Emotion rising in her throat, she turned to the next page where D was featured. Without being prompted, Anne and Elizabeth held their hands together to form the letter D, saying it aloud.

“Very good,” she managed.

Working together, they made it through the alphabet, the girls growing more enthusiastic with each passing page. It did not take them long to find their way to Z.

“And thus, when all together met,” she read, “in what is called the alphabet, we, like so many pretty toys, will please good little girls and boys; till by our means, they shall with speed, both elegantly spell and read.”

As the rhyme concluded, Anne and Elizabeth clapped. But their applause was joined by another. Octavia’s head snapped up to find Jasper leaning a hip against the doorjamb of the nursery. He was dressed simply and without fanfare, yet he exuded such confidence and power that he could easily outshine any gentleman in a drawing room. The smile curving his lips enhanced the effect, of course. As did that hazel gaze of his, burning with warmth.

“What a lovely rhyme,” he said softly.

She felt his praise all the way to her toes. Not because of the words. She knew his applause was not for the abecedarium, clever and engaging though it was. Rather, it was meant for her. He appreciated her. And she, in turn, appreciated him.

“Thank you,” she told him, smiling back at him.

“Papa,” Elizabeth exclaimed, her girlish voice sparkling with excitement, “Mama is teaching us in an abbysudsarium.”
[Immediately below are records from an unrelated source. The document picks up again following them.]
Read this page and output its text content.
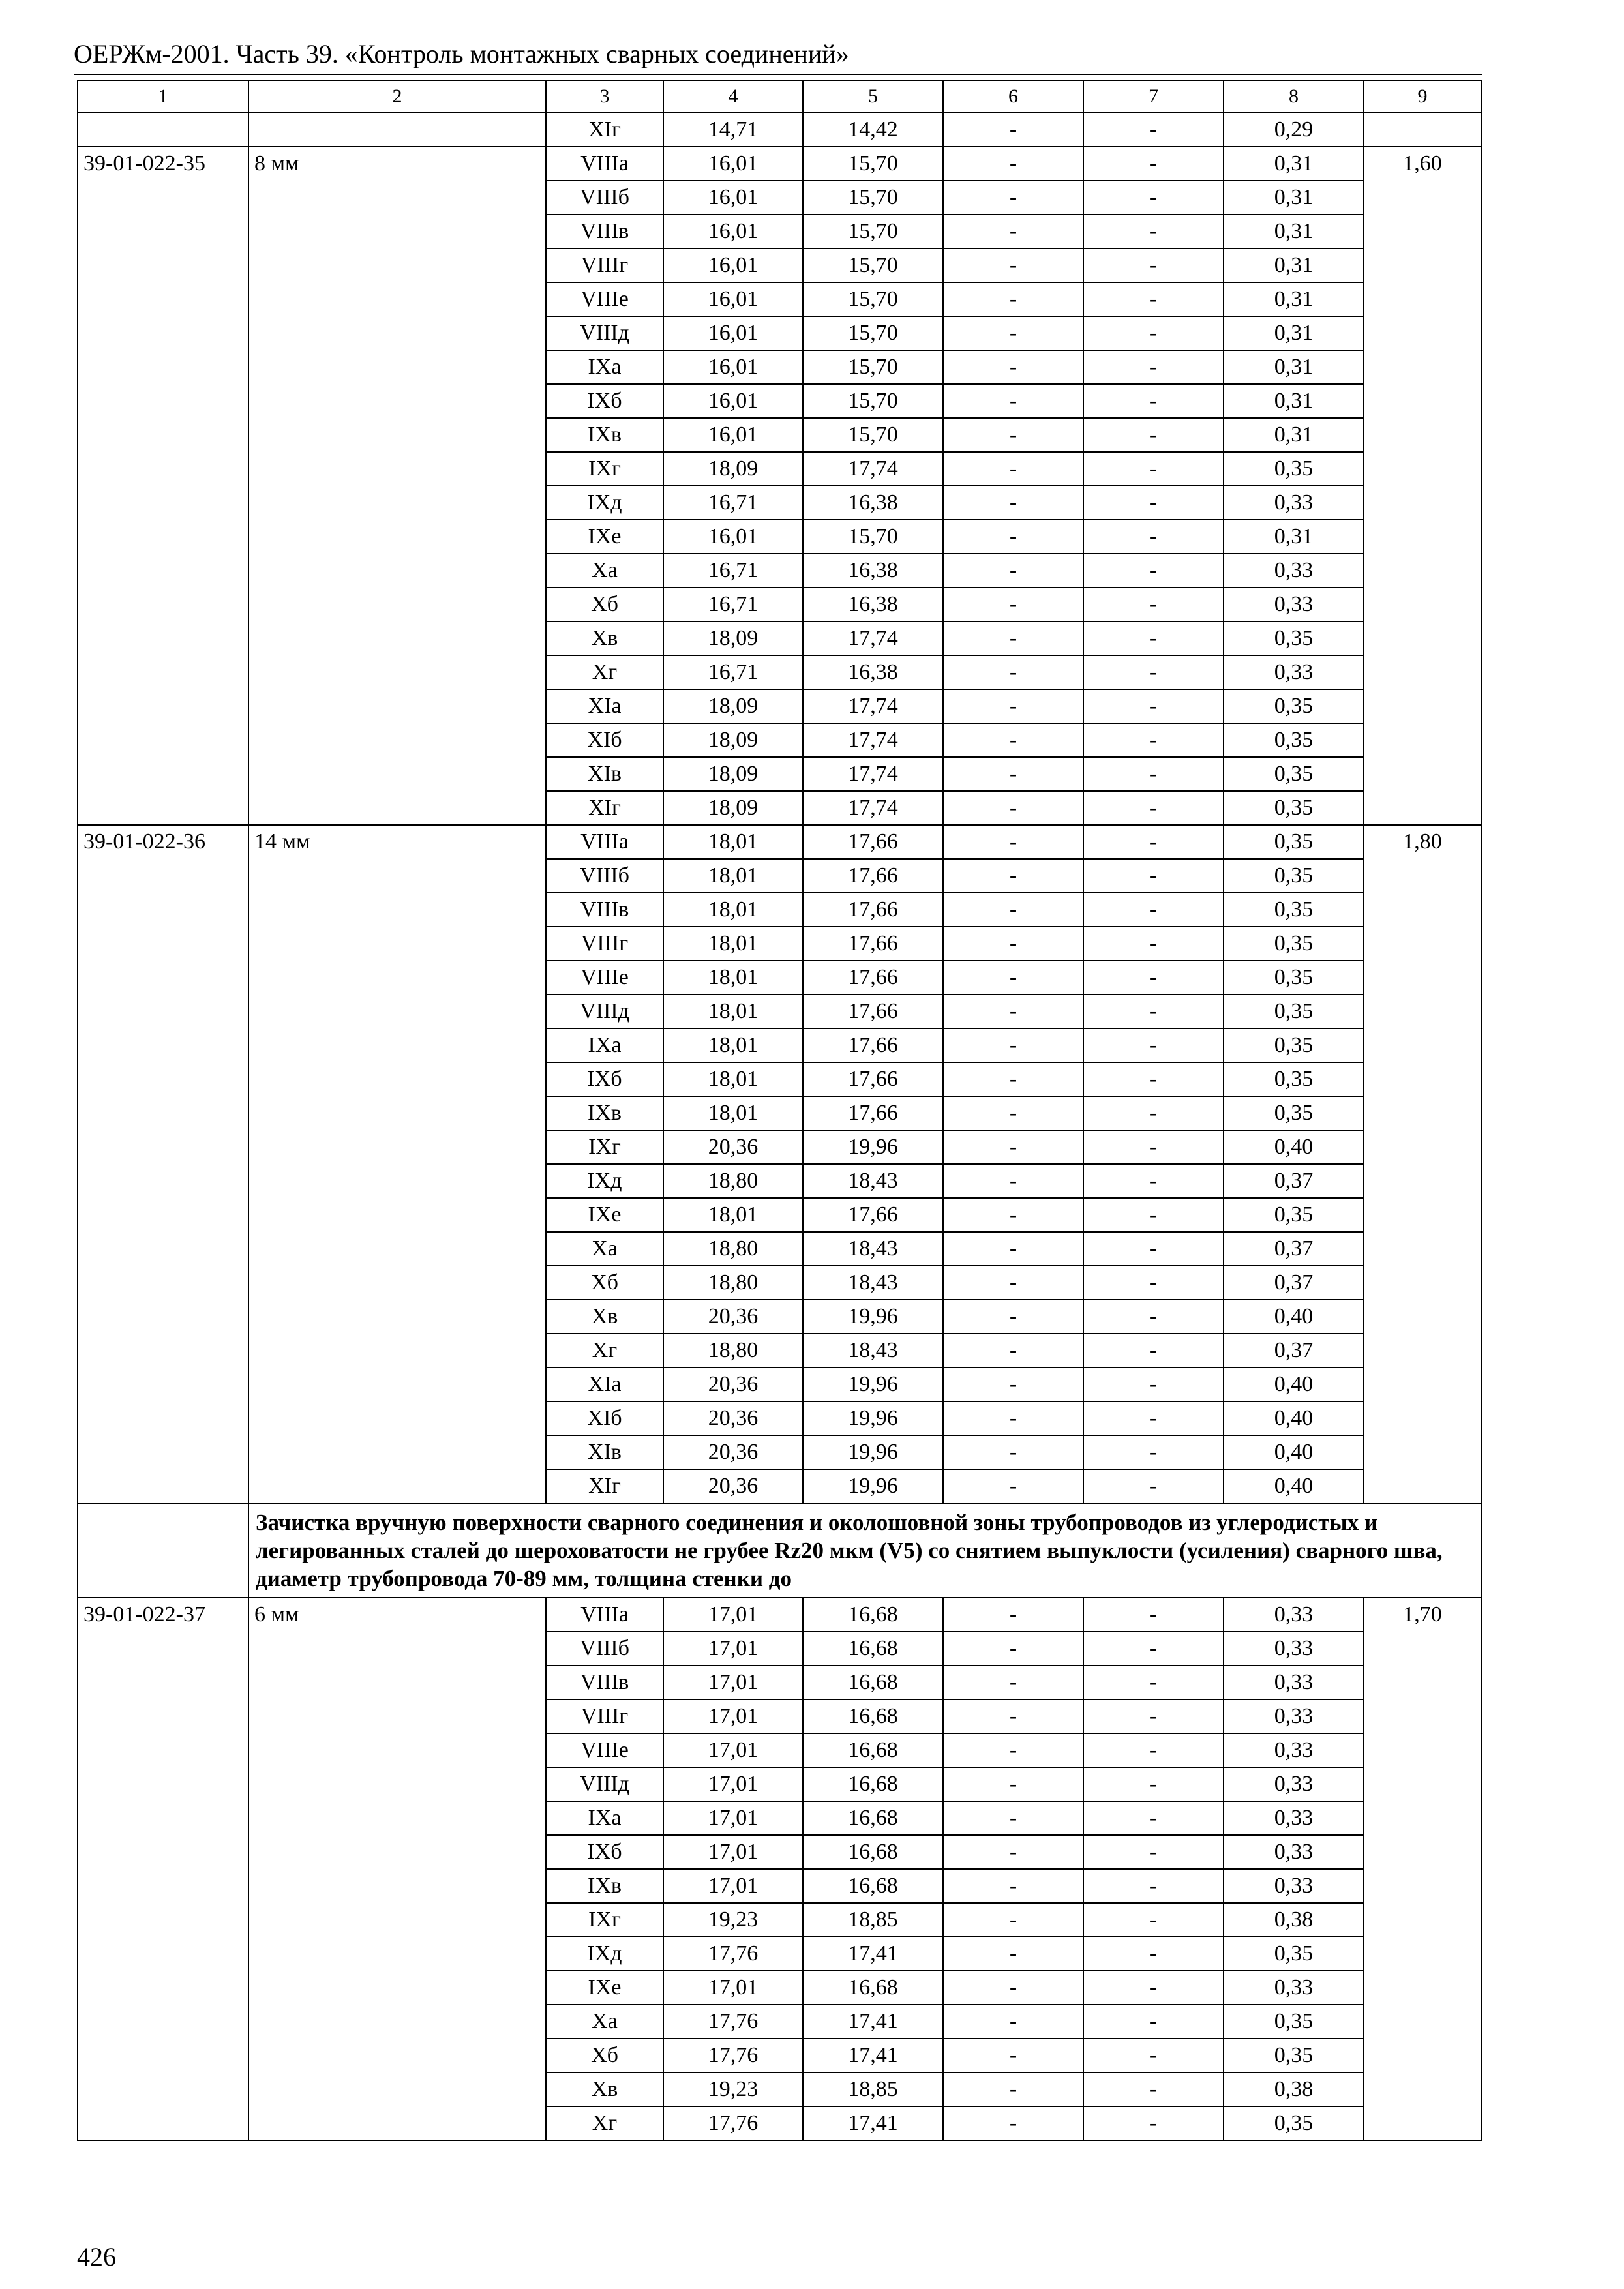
ОЕРЖм-2001. Часть 39. «Контроль монтажных сварных соединений»
1	2	3	4	5	6	7	8	9
		XIг	14,71	14,42	-	-	0,29	
39-01-022-35	8 мм	VIIIа	16,01	15,70	-	-	0,31	1,60
		VIIIб	16,01	15,70	-	-	0,31	
		VIIIв	16,01	15,70	-	-	0,31	
		VIIIг	16,01	15,70	-	-	0,31	
		VIIIе	16,01	15,70	-	-	0,31	
		VIIIд	16,01	15,70	-	-	0,31	
		IXа	16,01	15,70	-	-	0,31	
		IXб	16,01	15,70	-	-	0,31	
		IXв	16,01	15,70	-	-	0,31	
		IXг	18,09	17,74	-	-	0,35	
		IXд	16,71	16,38	-	-	0,33	
		IXе	16,01	15,70	-	-	0,31	
		Xа	16,71	16,38	-	-	0,33	
		Xб	16,71	16,38	-	-	0,33	
		Xв	18,09	17,74	-	-	0,35	
		Xг	16,71	16,38	-	-	0,33	
		XIа	18,09	17,74	-	-	0,35	
		XIб	18,09	17,74	-	-	0,35	
		XIв	18,09	17,74	-	-	0,35	
		XIг	18,09	17,74	-	-	0,35	
39-01-022-36	14 мм	VIIIа	18,01	17,66	-	-	0,35	1,80
		VIIIб	18,01	17,66	-	-	0,35	
		VIIIв	18,01	17,66	-	-	0,35	
		VIIIг	18,01	17,66	-	-	0,35	
		VIIIе	18,01	17,66	-	-	0,35	
		VIIIд	18,01	17,66	-	-	0,35	
		IXа	18,01	17,66	-	-	0,35	
		IXб	18,01	17,66	-	-	0,35	
		IXв	18,01	17,66	-	-	0,35	
		IXг	20,36	19,96	-	-	0,40	
		IXд	18,80	18,43	-	-	0,37	
		IXе	18,01	17,66	-	-	0,35	
		Xа	18,80	18,43	-	-	0,37	
		Xб	18,80	18,43	-	-	0,37	
		Xв	20,36	19,96	-	-	0,40	
		Xг	18,80	18,43	-	-	0,37	
		XIа	20,36	19,96	-	-	0,40	
		XIб	20,36	19,96	-	-	0,40	
		XIв	20,36	19,96	-	-	0,40	
		XIг	20,36	19,96	-	-	0,40	
	Зачистка вручную поверхности сварного соединения и околошовной зоны трубопроводов из углеродистых и легированных сталей до шероховатости не грубее Rz20 мкм (V5) со снятием выпуклости (усиления) сварного шва, диаметр трубопровода 70-89 мм, толщина стенки до							
39-01-022-37	6 мм	VIIIа	17,01	16,68	-	-	0,33	1,70
		VIIIб	17,01	16,68	-	-	0,33	
		VIIIв	17,01	16,68	-	-	0,33	
		VIIIг	17,01	16,68	-	-	0,33	
		VIIIе	17,01	16,68	-	-	0,33	
		VIIIд	17,01	16,68	-	-	0,33	
		IXа	17,01	16,68	-	-	0,33	
		IXб	17,01	16,68	-	-	0,33	
		IXв	17,01	16,68	-	-	0,33	
		IXг	19,23	18,85	-	-	0,38	
		IXд	17,76	17,41	-	-	0,35	
		IXе	17,01	16,68	-	-	0,33	
		Xа	17,76	17,41	-	-	0,35	
		Xб	17,76	17,41	-	-	0,35	
		Xв	19,23	18,85	-	-	0,38	
		Xг	17,76	17,41	-	-	0,35	
426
Although she had taken great care to enunciate the word, Elizabeth had still managed to butcher it quite mightily. But Octavia did not mind. Jasper’s daughter had just referred to her as Mama. Her heart felt as if it would burst through her stays and gown and flit about the nursery.
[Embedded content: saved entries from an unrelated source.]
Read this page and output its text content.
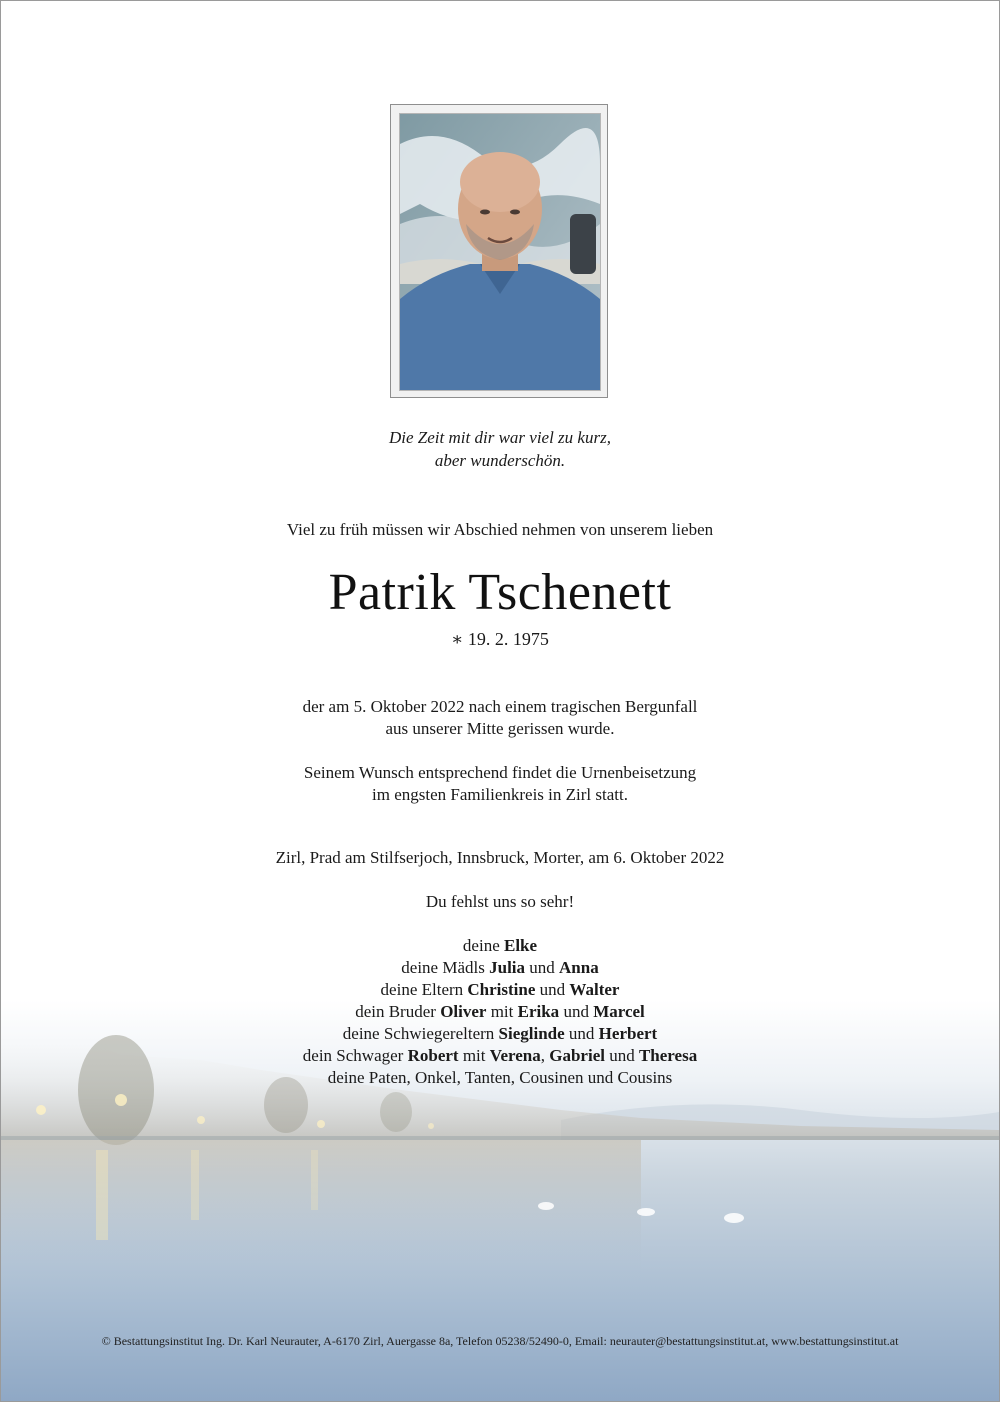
Die Zeit mit dir war viel zu kurz,
aber wunderschön.
Viel zu früh müssen wir Abschied nehmen von unserem lieben
Patrik Tschenett
∗ 19. 2. 1975
der am 5. Oktober 2022 nach einem tragischen Bergunfall
aus unserer Mitte gerissen wurde.
Seinem Wunsch entsprechend findet die Urnenbeisetzung
im engsten Familienkreis in Zirl statt.
Zirl, Prad am Stilfserjoch, Innsbruck, Morter, am 6. Oktober 2022
Du fehlst uns so sehr!
deine Elke
deine Mädls Julia und Anna
deine Eltern Christine und Walter
dein Bruder Oliver mit Erika und Marcel
deine Schwiegereltern Sieglinde und Herbert
dein Schwager Robert mit Verena, Gabriel und Theresa
deine Paten, Onkel, Tanten, Cousinen und Cousins
© Bestattungsinstitut Ing. Dr. Karl Neurauter, A-6170 Zirl, Auergasse 8a, Telefon 05238/52490-0, Email: neurauter@bestattungsinstitut.at, www.bestattungsinstitut.at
Jasper pushed away from the door and strode toward them. “I’ve no notion what the devil you just said, my girl, but I’m pleased you’re working with Mama to learn your letters.”
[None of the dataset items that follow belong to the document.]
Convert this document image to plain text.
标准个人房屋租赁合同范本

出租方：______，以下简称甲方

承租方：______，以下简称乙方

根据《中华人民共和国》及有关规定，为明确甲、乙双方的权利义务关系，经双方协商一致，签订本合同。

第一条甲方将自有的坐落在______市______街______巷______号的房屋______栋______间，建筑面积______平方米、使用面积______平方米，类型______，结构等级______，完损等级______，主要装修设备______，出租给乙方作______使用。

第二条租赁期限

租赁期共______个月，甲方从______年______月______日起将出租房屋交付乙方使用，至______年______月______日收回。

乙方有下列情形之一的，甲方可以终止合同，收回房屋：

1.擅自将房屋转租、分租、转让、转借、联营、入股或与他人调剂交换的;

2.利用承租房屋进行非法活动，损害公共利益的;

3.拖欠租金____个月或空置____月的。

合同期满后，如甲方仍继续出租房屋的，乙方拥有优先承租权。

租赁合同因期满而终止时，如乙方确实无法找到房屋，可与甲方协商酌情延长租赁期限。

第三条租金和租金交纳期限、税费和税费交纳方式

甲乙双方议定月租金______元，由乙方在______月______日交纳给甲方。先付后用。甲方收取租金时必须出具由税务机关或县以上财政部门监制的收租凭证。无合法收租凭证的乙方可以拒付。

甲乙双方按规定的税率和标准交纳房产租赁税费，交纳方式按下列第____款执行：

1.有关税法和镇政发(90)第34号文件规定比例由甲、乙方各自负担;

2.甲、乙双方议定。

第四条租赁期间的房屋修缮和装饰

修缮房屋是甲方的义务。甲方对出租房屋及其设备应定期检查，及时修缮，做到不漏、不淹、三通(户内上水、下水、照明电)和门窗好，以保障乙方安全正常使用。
“Do you mind if we was to call you Mama now that you and Papa are in the parson’s mousetrap?” Anne asked shyly, drawing Octavia’s attention from their father.

She smiled past the swift rush of emotion even as she wondered where in heaven’s name the girl had heard the phrase parson’s mousetrap. “I would be honored to be your mama, girls.”

And she meant those words. More than she ever could have imagined. She had always loved children but had never supposed to have any of her own. Her niece and nephews had filled her heart, but there was room for more. A space just for Anne and Elizabeth.

And maybe for their father as well.

Jasper reached her side and settled himself in another of the child-sized chairs outfitting the room. Watching him fold his large body into the tiny piece of furniture was comical indeed. She could not contain her smile. But it was not merely humor that had her lips curving. It was that he was here. She had not seen him in the nursery before. He spent much of his days and nights absorbed in the running of the gaming hell.

“Do you dare to laugh at me, Mrs. Sutton?” he demanded with mock outrage.

When he grinned like that, he looked younger. Less weighed down by the many responsibilities of his world. She liked how carefree he appeared, how joyful.

“I would never laugh at you,” she promised, unable to quell her smile. “But the sight of such a big man on such a small chair is worthy of comment, perhaps.”

“Careful you don’t break our chairs, Papa,” Anne said solemnly.

“If I do, I’ll buy you another.” He gave his daughter’s dark head an affectionate pat. “I’ve come to spend the rest of the afternoon with the three of you. If I don’t sit here, where shall I go?”

He wanted to spend time with the girls? And her, outside of the bedchamber? This was most definitely a new side of him. Over the last few days, their lives had settled into one of comfortable routine. No more unexpected visits from ladybirds. Hugh ceased refusing her entrée to Jasper’s office. She spent her days with Anne and Elizabeth and her nights with her husband. But today marked the first time he had ventured to the nursery on his own.

Was it her imagination, or was Jasper softening?

“Truly?” Elizabeth asked. “You’re staying the afternoon?”